Großbritannien:Aufstand der Lords

Das britische Oberhaus stimmt mit großer Mehrheit gegen das Binnenmarktgesetz, mit dem Premier Johnson internationales Recht brechen will.

Von Matthias Kolb und Alexander Mühlauer, London/Brüssel

Sie heißen Lord Cormack, Lord Howard of Lympne oder Baroness McIntosh of Pickering. Sie sind Mitglieder des britischen Oberhauses und Mitglieder der Konservativen Partei. Und sie sind mit der Führung ihres Landes ganz und gar nicht einverstanden. Am Montagabend machten sie ihrem Ärger Luft. Die Debatte im House of Lords war in weiten Teilen eine Abrechnung mit der Regierung, die mit ihrem Binnenmarktgesetz vorhat, internationales Recht zu brechen. Es gab auch Stimmen, die anderer Meinung waren, aber sie waren deutlich in der Minderheit.

Die Aussprache zog sich bis spät in den Abend hinein. Erst gegen 23 Uhr Londoner Zeit fand die Abstimmung statt: Wie schon beim ersten Anlauf im Oktober stimmte das House of Lords mit großer Mehrheit gegen die umstrittenen Klauseln des Binnenmarktgesetzes, im ersten Votum mit 433 zu 165 Stimmen. Ein Regierungssprecher kündigte an, die Änderungen nicht zu akzeptieren: "Wir werden diese Klauseln erneut vorlegen, wenn der Gesetzentwurf ins Unterhaus zurückkommt." Dies dürfte im Dezember so weit sein.
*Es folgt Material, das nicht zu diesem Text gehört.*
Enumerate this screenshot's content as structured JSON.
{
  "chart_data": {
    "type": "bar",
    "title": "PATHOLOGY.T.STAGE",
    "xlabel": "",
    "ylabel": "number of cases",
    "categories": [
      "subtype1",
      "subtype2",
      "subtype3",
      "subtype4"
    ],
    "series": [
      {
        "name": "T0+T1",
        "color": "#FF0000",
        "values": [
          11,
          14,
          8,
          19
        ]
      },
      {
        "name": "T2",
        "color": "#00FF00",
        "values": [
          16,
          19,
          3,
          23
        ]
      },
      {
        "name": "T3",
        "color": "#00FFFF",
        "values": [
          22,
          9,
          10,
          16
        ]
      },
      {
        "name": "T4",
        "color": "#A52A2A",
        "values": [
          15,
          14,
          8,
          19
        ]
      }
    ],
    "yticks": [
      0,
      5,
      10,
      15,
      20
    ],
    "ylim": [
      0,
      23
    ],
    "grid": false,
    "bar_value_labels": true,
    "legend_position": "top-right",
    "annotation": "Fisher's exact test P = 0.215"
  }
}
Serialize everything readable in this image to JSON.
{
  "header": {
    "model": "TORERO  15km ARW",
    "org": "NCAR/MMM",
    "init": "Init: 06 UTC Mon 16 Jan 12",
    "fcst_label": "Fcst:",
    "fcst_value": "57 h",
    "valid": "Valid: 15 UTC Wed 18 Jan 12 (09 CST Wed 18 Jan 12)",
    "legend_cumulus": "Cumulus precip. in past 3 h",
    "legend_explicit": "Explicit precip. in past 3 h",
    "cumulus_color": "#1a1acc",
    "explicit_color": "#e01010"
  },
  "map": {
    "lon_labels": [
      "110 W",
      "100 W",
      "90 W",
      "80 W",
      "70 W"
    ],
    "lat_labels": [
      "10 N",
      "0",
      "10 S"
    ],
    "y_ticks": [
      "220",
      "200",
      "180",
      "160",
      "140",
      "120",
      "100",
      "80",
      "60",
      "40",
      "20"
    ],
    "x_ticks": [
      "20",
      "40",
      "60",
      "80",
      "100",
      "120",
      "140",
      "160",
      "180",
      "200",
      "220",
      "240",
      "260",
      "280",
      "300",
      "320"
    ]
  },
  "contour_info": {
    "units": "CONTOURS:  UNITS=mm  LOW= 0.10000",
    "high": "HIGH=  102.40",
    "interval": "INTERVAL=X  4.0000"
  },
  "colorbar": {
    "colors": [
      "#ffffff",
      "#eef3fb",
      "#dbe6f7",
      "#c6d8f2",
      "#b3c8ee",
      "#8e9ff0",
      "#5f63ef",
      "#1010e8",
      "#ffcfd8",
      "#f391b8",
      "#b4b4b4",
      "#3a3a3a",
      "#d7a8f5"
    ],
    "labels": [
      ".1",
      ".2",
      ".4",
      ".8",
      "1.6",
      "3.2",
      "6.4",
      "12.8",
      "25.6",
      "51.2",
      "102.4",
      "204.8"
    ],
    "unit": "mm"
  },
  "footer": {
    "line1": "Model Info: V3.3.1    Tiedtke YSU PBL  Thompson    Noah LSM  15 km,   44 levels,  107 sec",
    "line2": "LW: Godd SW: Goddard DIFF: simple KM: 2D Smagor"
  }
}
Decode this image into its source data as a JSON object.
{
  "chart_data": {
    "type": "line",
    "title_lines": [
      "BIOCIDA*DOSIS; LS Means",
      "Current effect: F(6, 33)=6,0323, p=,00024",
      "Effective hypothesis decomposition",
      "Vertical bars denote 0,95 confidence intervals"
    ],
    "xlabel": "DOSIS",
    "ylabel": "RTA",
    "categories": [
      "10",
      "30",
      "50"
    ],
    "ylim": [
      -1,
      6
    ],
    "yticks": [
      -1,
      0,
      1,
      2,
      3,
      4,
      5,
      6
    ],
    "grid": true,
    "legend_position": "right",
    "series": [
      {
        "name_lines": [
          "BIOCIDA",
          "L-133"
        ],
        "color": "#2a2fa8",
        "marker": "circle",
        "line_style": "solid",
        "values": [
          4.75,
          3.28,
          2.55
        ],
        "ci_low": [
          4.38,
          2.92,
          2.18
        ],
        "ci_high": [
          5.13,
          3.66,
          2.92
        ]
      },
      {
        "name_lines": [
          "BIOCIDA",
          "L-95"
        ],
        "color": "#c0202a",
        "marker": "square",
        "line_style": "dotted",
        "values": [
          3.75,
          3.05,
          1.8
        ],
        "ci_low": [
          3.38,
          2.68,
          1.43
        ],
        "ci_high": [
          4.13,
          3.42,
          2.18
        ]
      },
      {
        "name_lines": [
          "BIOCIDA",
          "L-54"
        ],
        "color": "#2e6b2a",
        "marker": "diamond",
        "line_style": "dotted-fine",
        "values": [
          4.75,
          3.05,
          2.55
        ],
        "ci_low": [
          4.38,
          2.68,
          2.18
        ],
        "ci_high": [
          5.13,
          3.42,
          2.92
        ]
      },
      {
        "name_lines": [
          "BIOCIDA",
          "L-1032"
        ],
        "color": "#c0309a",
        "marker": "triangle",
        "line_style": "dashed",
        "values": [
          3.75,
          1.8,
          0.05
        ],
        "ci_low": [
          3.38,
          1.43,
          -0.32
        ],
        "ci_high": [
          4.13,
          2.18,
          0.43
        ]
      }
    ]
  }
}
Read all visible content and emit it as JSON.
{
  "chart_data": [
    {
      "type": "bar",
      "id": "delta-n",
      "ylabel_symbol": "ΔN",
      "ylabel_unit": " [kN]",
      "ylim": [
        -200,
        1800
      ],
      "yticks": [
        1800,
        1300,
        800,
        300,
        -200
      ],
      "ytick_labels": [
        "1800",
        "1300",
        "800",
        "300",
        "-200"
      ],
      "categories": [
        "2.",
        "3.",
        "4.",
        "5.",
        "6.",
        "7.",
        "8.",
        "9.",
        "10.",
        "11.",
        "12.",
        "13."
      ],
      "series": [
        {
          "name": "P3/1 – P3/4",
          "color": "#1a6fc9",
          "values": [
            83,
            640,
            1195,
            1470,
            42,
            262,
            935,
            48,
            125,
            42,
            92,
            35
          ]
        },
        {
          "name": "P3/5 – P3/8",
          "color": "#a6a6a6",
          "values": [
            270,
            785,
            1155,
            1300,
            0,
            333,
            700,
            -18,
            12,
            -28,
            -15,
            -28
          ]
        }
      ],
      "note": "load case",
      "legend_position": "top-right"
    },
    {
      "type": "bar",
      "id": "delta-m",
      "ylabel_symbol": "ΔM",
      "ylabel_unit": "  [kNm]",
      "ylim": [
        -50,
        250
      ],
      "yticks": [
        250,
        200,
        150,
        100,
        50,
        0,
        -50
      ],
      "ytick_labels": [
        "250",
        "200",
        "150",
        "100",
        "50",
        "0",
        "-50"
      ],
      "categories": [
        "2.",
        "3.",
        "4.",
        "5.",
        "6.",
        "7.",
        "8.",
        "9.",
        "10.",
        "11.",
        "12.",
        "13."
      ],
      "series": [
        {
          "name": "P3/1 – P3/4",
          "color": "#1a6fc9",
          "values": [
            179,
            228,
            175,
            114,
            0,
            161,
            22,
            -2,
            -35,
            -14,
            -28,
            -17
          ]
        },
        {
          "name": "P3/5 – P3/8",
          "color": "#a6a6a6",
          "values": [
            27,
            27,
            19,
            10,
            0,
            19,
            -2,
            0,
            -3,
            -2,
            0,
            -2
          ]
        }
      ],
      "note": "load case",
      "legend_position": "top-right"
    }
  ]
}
Mit dem Gesetz will die Regierung den Austrittsvertrag mit der EU aushebeln. Im Kern geht es um die Regelung staatlicher Beihilfen, die im Protokoll zu Irland und Nordirland festgelegt ist. Demnach gelten die EU-Wettbewerbsregeln auch für den Warenhandel zwischen Großbritannien und Nordirland. Das bedeutet, dass London verpflichtet ist, Brüssel über alle Entscheidungen bei Staatsbeihilfen zu informieren, die Firmen in Nordirland betreffen. Zudem müssen nordirische Firmen Exporterklärungen ausfüllen, wenn sie Waren nach Großbritannien liefern.

Der Gesetzentwurf sieht vor, diese Vereinbarungen de facto nicht anzuwenden. Nach Ansicht der Regierung bliebe sonst die Integrität des britischen Binnenmarktes nicht gewahrt, da zwischen Nordirland und Großbritannien Kontrollen nötig wären. Premier Johnson hatte allerdings dieser Regelung im Austrittsvertrag zugestimmt.

Der neu gewählte US-Präsident Biden will einen Handelspakt von der Irlandfrage abhängig machen

Den Vorwurf, das Gesetz würde den Frieden auf der irischen Insel gefährden, weist die Regierung zurück. Das Karfreitagsabkommen, das den Nordirland-Konflikt beendete, werde gewahrt. Das sieht die EU anders. Sie verlangt von Großbritannien, die umstrittenen Klauseln zurückziehen, andernfalls werde es keinen Handelsvertrag geben. Der neu gewählte US-Präsident Joe Biden hatte Johnson bereits im September klargemacht, dass ein Handelspakt mit Washington von der Einhaltung des Karfreitagsabkommens abhänge.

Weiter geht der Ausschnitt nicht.